トロントは外国人に温かい街という印象です。ドアは次の人のために開けて持っていてくれていることがよくあり、私も、次の人のためにそうするようになりました。
トロントに来てまだ間もないころ、スーパーや路上で困った様子をしている私を見て声をかけてくれる人もいました。また、分からないことがあって人に尋ねても親切に教えてくれることが多く、大変住みやすいと感じています。
-最後になりますが、商工会会員へメッセージをお願いいたします。
トロント補習授業校は、トロント日本商工会が設立母体です。毎年、商工会からのご支援のお陰で、順調な学校運営を進めることができています。

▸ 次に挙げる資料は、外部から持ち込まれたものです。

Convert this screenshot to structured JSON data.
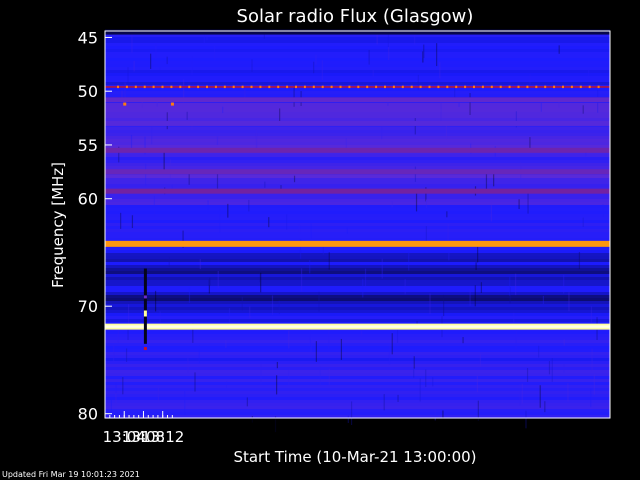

ここ数年、パンデミックの影響で園児児童生徒数が減少傾向にありますが、昨年度の中盤からは対面授業が再開され、学び舎に子どもたちが戻ってきています。令和4年度も、「すべては子どもたちの笑顔のために。夢の実現のために」をスローガンに全職員が協力し「ワンチーム・トロント」として学校運営を進めて参りますので、今後ともトロント補習授業校へのご支援のほど、よろしくお願いいたします。